Thursday, March 5th, 2009

By: Ainsley Brown

For a $6, 000 flat rate companies and individuals that agree can now have their disputes resolved within a 2 and half month – now that is both cheap and speedy.

The new services launched by ADR Chambers Inc. looks to resolve business disputes an expeditious and cost-effective manner. By agreeing to an expedited arbitration process disputants hope to avoid paying the money or spending the time battling it out in the courts. This service is, therefore ideal for disputes in the range of $150, 000 – $250,000, where legal fees can consume a large portion of any court award, says Mr. Allen Stitt, president of ADR. Mr. Stitt also expects that the service to be very popular between companies who wish to maintain their existing relationship and keep their dispute private by avoiding the public specter of an open court.

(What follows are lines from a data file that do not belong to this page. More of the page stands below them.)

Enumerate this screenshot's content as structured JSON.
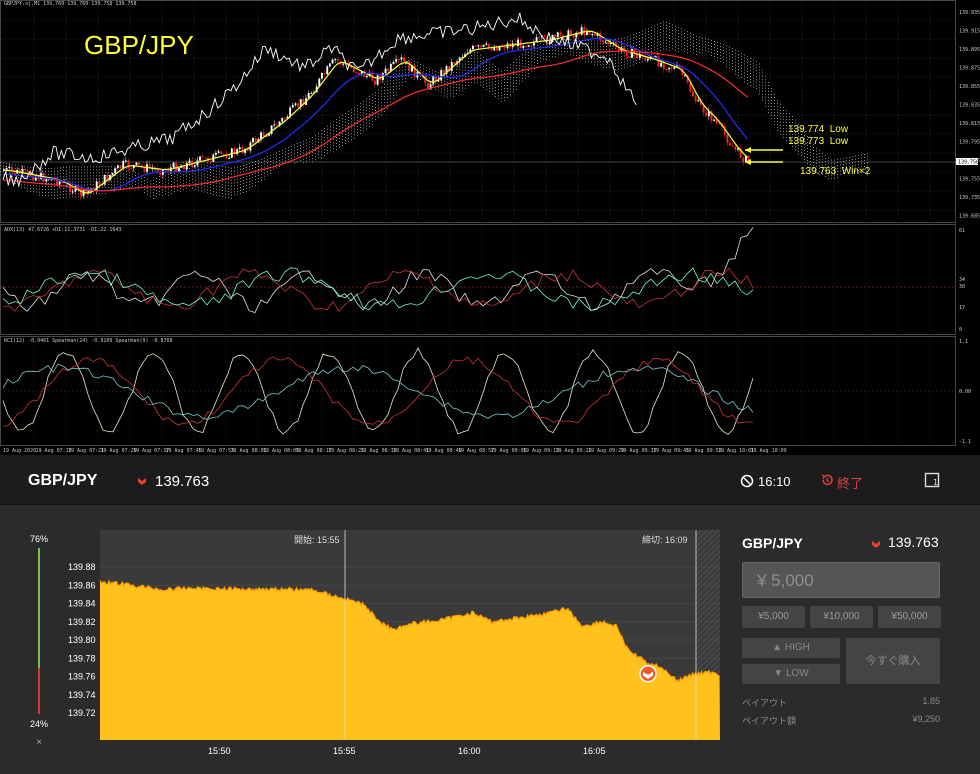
{
  "mt4": {
    "symbol_info": "GBPJPY.oj,M1  139.760 139.760 139.758 139.758",
    "title": "GBP/JPY",
    "annotations": [
      {
        "text": "139.774  Low"
      },
      {
        "text": "139.773  Low"
      },
      {
        "text": "139.763  Win×2"
      }
    ],
    "price_axis": [
      "139.935",
      "139.915",
      "139.895",
      "139.875",
      "139.855",
      "139.835",
      "139.815",
      "139.795",
      "139.775",
      "139.755",
      "139.735",
      "139.685"
    ],
    "current_price": "139.758",
    "adx_label": "ADX(13) 47.6726 +DI:11.3731 -DI:22.1643",
    "adx_axis": [
      "61",
      "34",
      "30",
      "17",
      "0"
    ],
    "rci_label": "RCI(12) -0.9461  Spearman(24) -0.9109  Spearman(9) -0.8708",
    "rci_axis": [
      "1.1",
      "0.00",
      "-1.1"
    ],
    "time_axis": [
      "19 Aug 2020",
      "19 Aug 07:13",
      "19 Aug 07:21",
      "19 Aug 07:29",
      "19 Aug 07:37",
      "19 Aug 07:45",
      "19 Aug 07:53",
      "19 Aug 08:01",
      "19 Aug 08:09",
      "19 Aug 08:17",
      "19 Aug 08:25",
      "19 Aug 08:33",
      "19 Aug 08:41",
      "19 Aug 08:49",
      "19 Aug 08:57",
      "19 Aug 09:05",
      "19 Aug 09:13",
      "19 Aug 09:21",
      "19 Aug 09:29",
      "19 Aug 09:37",
      "19 Aug 09:45",
      "19 Aug 09:53",
      "19 Aug 10:01",
      "19 Aug 10:09"
    ],
    "colors": {
      "bull": "#ffffff",
      "bear": "#ff2020",
      "ma_fast": "#ffff33",
      "ma_mid": "#2030ff",
      "ma_slow": "#ff2a2a",
      "ichimoku": "#d9d9d9"
    }
  },
  "platform": {
    "pair": "GBP/JPY",
    "price": "139.763",
    "direction": "down-arrow-icon",
    "timer": "16:10",
    "end_label": "終了",
    "gauge": {
      "high_pct": "76%",
      "low_pct": "24%",
      "high_fraction": 0.76,
      "close": "×"
    },
    "chart": {
      "start_label": "開始: 15:55",
      "end_label": "締切: 16:09",
      "y_ticks": [
        "139.88",
        "139.86",
        "139.84",
        "139.82",
        "139.80",
        "139.78",
        "139.76",
        "139.74",
        "139.72"
      ],
      "x_ticks": [
        "15:50",
        "15:55",
        "16:00",
        "16:05"
      ],
      "fill_color": "#ffc21c",
      "entry_price": 139.763
    },
    "order": {
      "pair": "GBP/JPY",
      "price": "139.763",
      "amount": "¥ 5,000",
      "quick_amounts": [
        "¥5,000",
        "¥10,000",
        "¥50,000"
      ],
      "high_label": "HIGH",
      "low_label": "LOW",
      "buy_label": "今すぐ購入",
      "payout_label": "ペイアウト",
      "payout_value": "1.85",
      "payout_amount_label": "ペイアウト額",
      "payout_amount_value": "¥9,250"
    }
  }
}
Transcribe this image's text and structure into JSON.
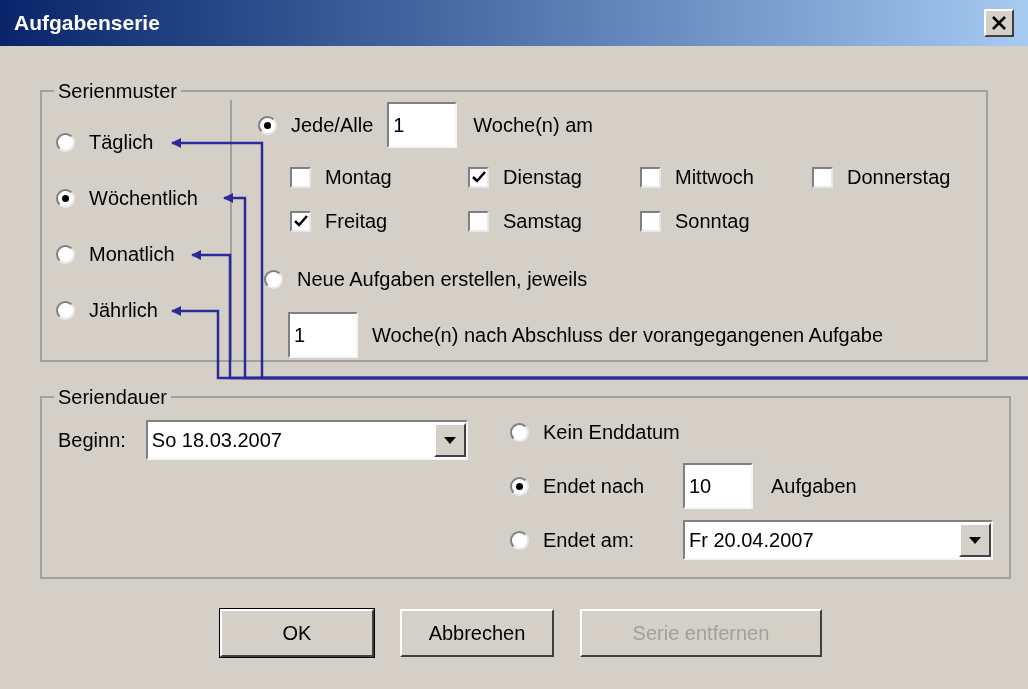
{
  "window": {
    "title": "Aufgabenserie"
  },
  "pattern": {
    "legend": "Serienmuster",
    "frequencies": [
      {
        "label": "Täglich",
        "selected": false
      },
      {
        "label": "Wöchentlich",
        "selected": true
      },
      {
        "label": "Monatlich",
        "selected": false
      },
      {
        "label": "Jährlich",
        "selected": false
      }
    ],
    "every": {
      "label": "Jede/Alle",
      "selected": true,
      "value": "1",
      "unit": "Woche(n) am"
    },
    "days": [
      {
        "label": "Montag",
        "checked": false
      },
      {
        "label": "Dienstag",
        "checked": true
      },
      {
        "label": "Mittwoch",
        "checked": false
      },
      {
        "label": "Donnerstag",
        "checked": false
      },
      {
        "label": "Freitag",
        "checked": true
      },
      {
        "label": "Samstag",
        "checked": false
      },
      {
        "label": "Sonntag",
        "checked": false
      }
    ],
    "regenerate": {
      "label": "Neue Aufgaben erstellen, jeweils",
      "selected": false,
      "value": "1",
      "unit": "Woche(n) nach Abschluss der vorangegangenen Aufgabe"
    }
  },
  "duration": {
    "legend": "Seriendauer",
    "start_label": "Beginn:",
    "start_value": "So 18.03.2007",
    "end_options": [
      {
        "kind": "none",
        "label": "Kein Enddatum",
        "selected": false
      },
      {
        "kind": "count",
        "label": "Endet nach",
        "selected": true,
        "value": "10",
        "unit": "Aufgaben"
      },
      {
        "kind": "date",
        "label": "Endet am:",
        "selected": false,
        "value": "Fr 20.04.2007"
      }
    ]
  },
  "buttons": [
    {
      "label": "OK",
      "disabled": false,
      "default": true
    },
    {
      "label": "Abbrechen",
      "disabled": false,
      "default": false
    },
    {
      "label": "Serie entfernen",
      "disabled": true,
      "default": false
    }
  ]
}
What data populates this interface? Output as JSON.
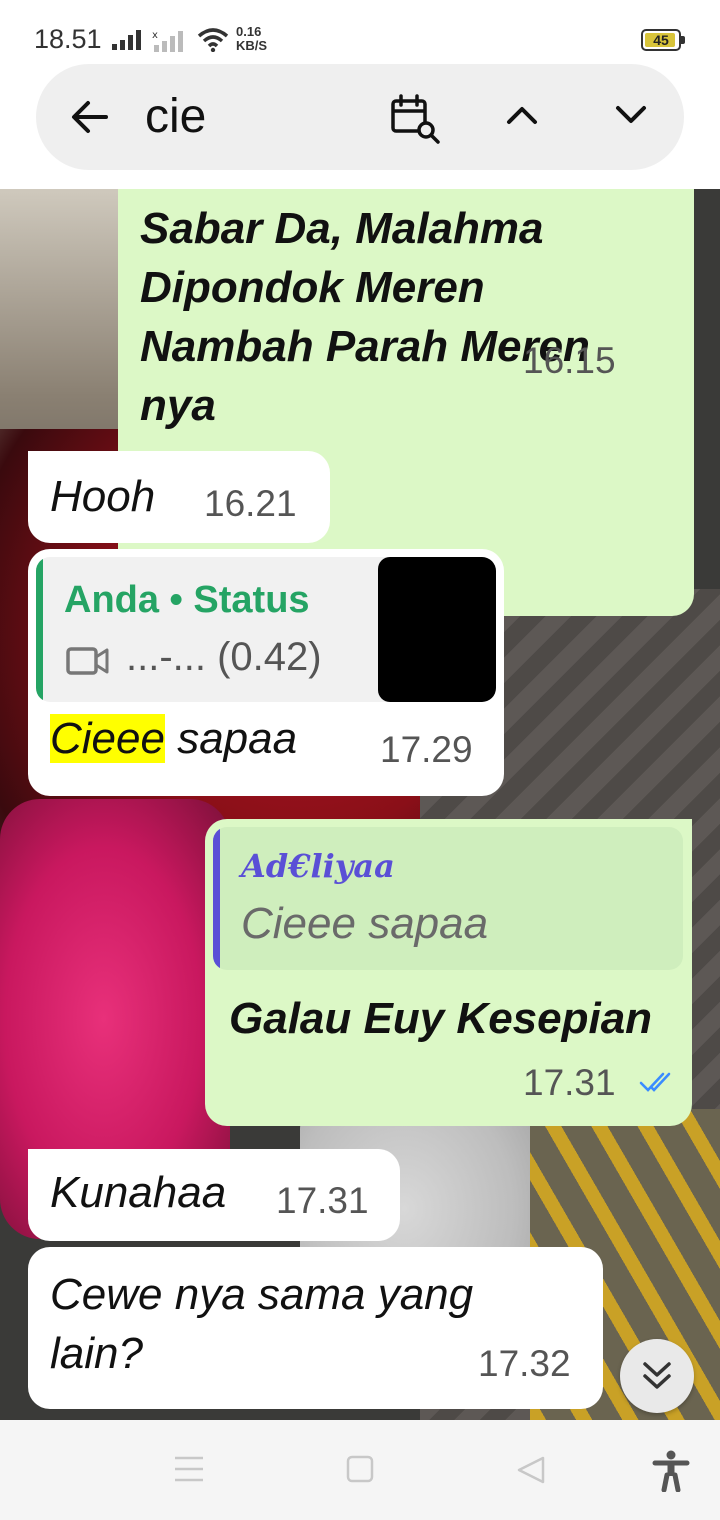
{
  "status_bar": {
    "time": "18.51",
    "network_speed_value": "0.16",
    "network_speed_unit": "KB/S",
    "battery_level": "45"
  },
  "search": {
    "query": "cie",
    "icons": [
      "back-arrow",
      "calendar-search",
      "chevron-up",
      "chevron-down"
    ]
  },
  "messages": [
    {
      "direction": "outgoing",
      "text_lines": [
        "Sabar Da, Malahma",
        "Dipondok Meren",
        "Nambah Parah Meren",
        "nya"
      ],
      "time": "16.15",
      "status": "read"
    },
    {
      "direction": "incoming",
      "text": "Hooh",
      "time": "16.21"
    },
    {
      "direction": "incoming",
      "quote": {
        "author": "Anda • Status",
        "snippet": "...-... (0.42)",
        "media": "video"
      },
      "highlighted": "Cieee",
      "text_rest": " sapaa",
      "time": "17.29"
    },
    {
      "direction": "outgoing",
      "reply_to": {
        "author": "Ad€liyaa",
        "text": "Cieee sapaa"
      },
      "text": "Galau Euy Kesepian",
      "time": "17.31",
      "status": "read"
    },
    {
      "direction": "incoming",
      "text": "Kunahaa",
      "time": "17.31"
    },
    {
      "direction": "incoming",
      "text_lines": [
        "Cewe nya sama yang",
        "lain?"
      ],
      "time": "17.32"
    }
  ],
  "colors": {
    "outgoing_bubble": "#dcf8c6",
    "incoming_bubble": "#ffffff",
    "status_quote_accent": "#25a464",
    "reply_accent": "#5a4fd6",
    "read_tick": "#3a8cff",
    "search_highlight": "#ffff00"
  },
  "nav_bar": {
    "icons": [
      "menu-icon",
      "home-icon",
      "back-icon",
      "accessibility-icon"
    ]
  }
}
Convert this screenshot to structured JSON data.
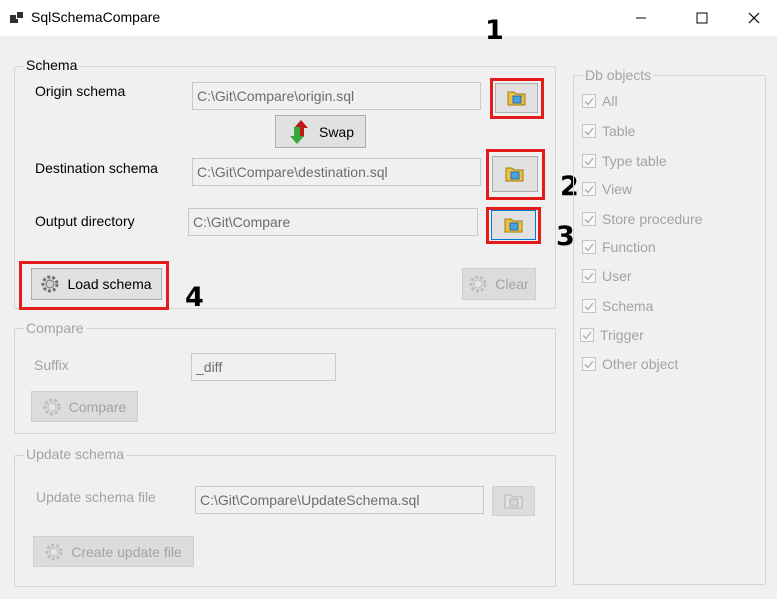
{
  "window": {
    "title": "SqlSchemaCompare",
    "controls": {
      "minimize": "minimize",
      "maximize": "maximize",
      "close": "close"
    }
  },
  "schema_group": {
    "title": "Schema",
    "origin_label": "Origin schema",
    "origin_value": "C:\\Git\\Compare\\origin.sql",
    "swap_label": "Swap",
    "destination_label": "Destination schema",
    "destination_value": "C:\\Git\\Compare\\destination.sql",
    "output_label": "Output directory",
    "output_value": "C:\\Git\\Compare",
    "load_label": "Load schema",
    "clear_label": "Clear"
  },
  "compare_group": {
    "title": "Compare",
    "suffix_label": "Suffix",
    "suffix_value": "_diff",
    "compare_label": "Compare"
  },
  "update_group": {
    "title": "Update schema",
    "file_label": "Update schema file",
    "file_value": "C:\\Git\\Compare\\UpdateSchema.sql",
    "create_label": "Create update file"
  },
  "db_objects": {
    "title": "Db objects",
    "items": [
      {
        "label": "All",
        "checked": true
      },
      {
        "label": "Table",
        "checked": true
      },
      {
        "label": "Type table",
        "checked": true
      },
      {
        "label": "View",
        "checked": true
      },
      {
        "label": "Store procedure",
        "checked": true
      },
      {
        "label": "Function",
        "checked": true
      },
      {
        "label": "User",
        "checked": true
      },
      {
        "label": "Schema",
        "checked": true
      },
      {
        "label": "Trigger",
        "checked": true
      },
      {
        "label": "Other object",
        "checked": true
      }
    ]
  },
  "annotations": [
    "1",
    "2",
    "3",
    "4"
  ],
  "colors": {
    "highlight": "#e41b1b",
    "disabled_text": "#a3a3a3",
    "focus_border": "#0078d7"
  },
  "icons": {
    "browse": "folder-icon",
    "swap": "swap-arrows-icon",
    "gear": "gear-icon"
  }
}
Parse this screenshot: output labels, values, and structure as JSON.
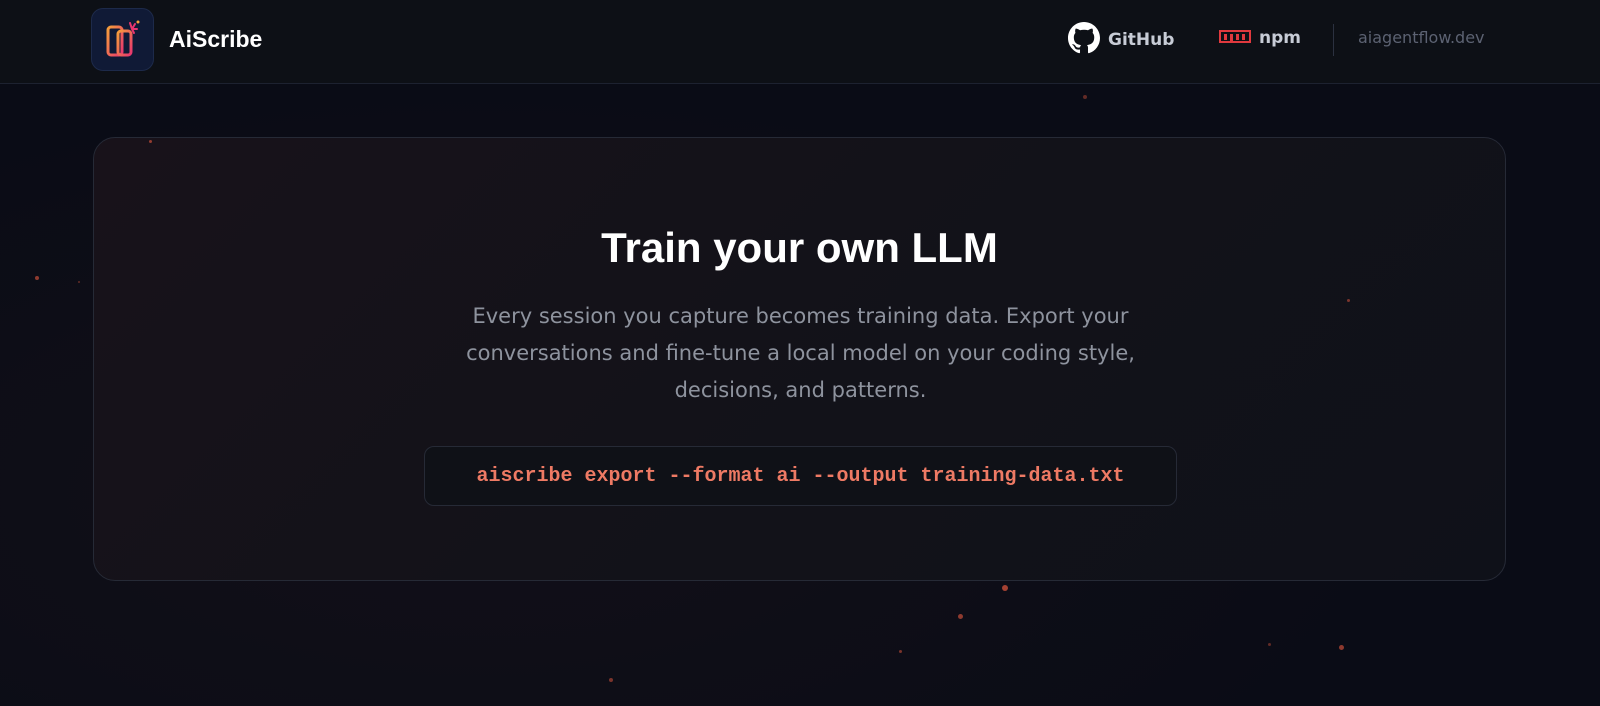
{
  "header": {
    "brand_name": "AiScribe",
    "nav": {
      "github_label": "GitHub",
      "npm_label": "npm",
      "site_label": "aiagentflow.dev"
    }
  },
  "card": {
    "title": "Train your own LLM",
    "description": "Every session you capture becomes training data. Export your conversations and fine-tune a local model on your coding style, decisions, and patterns.",
    "command": "aiscribe export --format ai --output training-data.txt"
  },
  "icons": {
    "logo": "aiscribe-logo-icon",
    "github": "github-icon",
    "npm": "npm-icon"
  },
  "colors": {
    "background": "#0a0c16",
    "accent": "#ee7a64",
    "npm_red": "#e0393e"
  }
}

The service basically works like this: the parties agree to bring their dispute to ADR, where their case will be heard by former judges or senior lawyers – adding gravitas to any ruling. The parties are responsible for paying their own lawyers and agree to follow strict rules as to timelines and volume of materials filed. The parties then submit a written brief and present their case orally before the arbitrator. The arbitrator then makes his/her ruling and must give reasons. There is no right of appeal; however, the parties do have the right to turn to the courts if they believe that they have been denied natural justice.

Disputes are therefore resolved in an expeditious and cost-effective manner.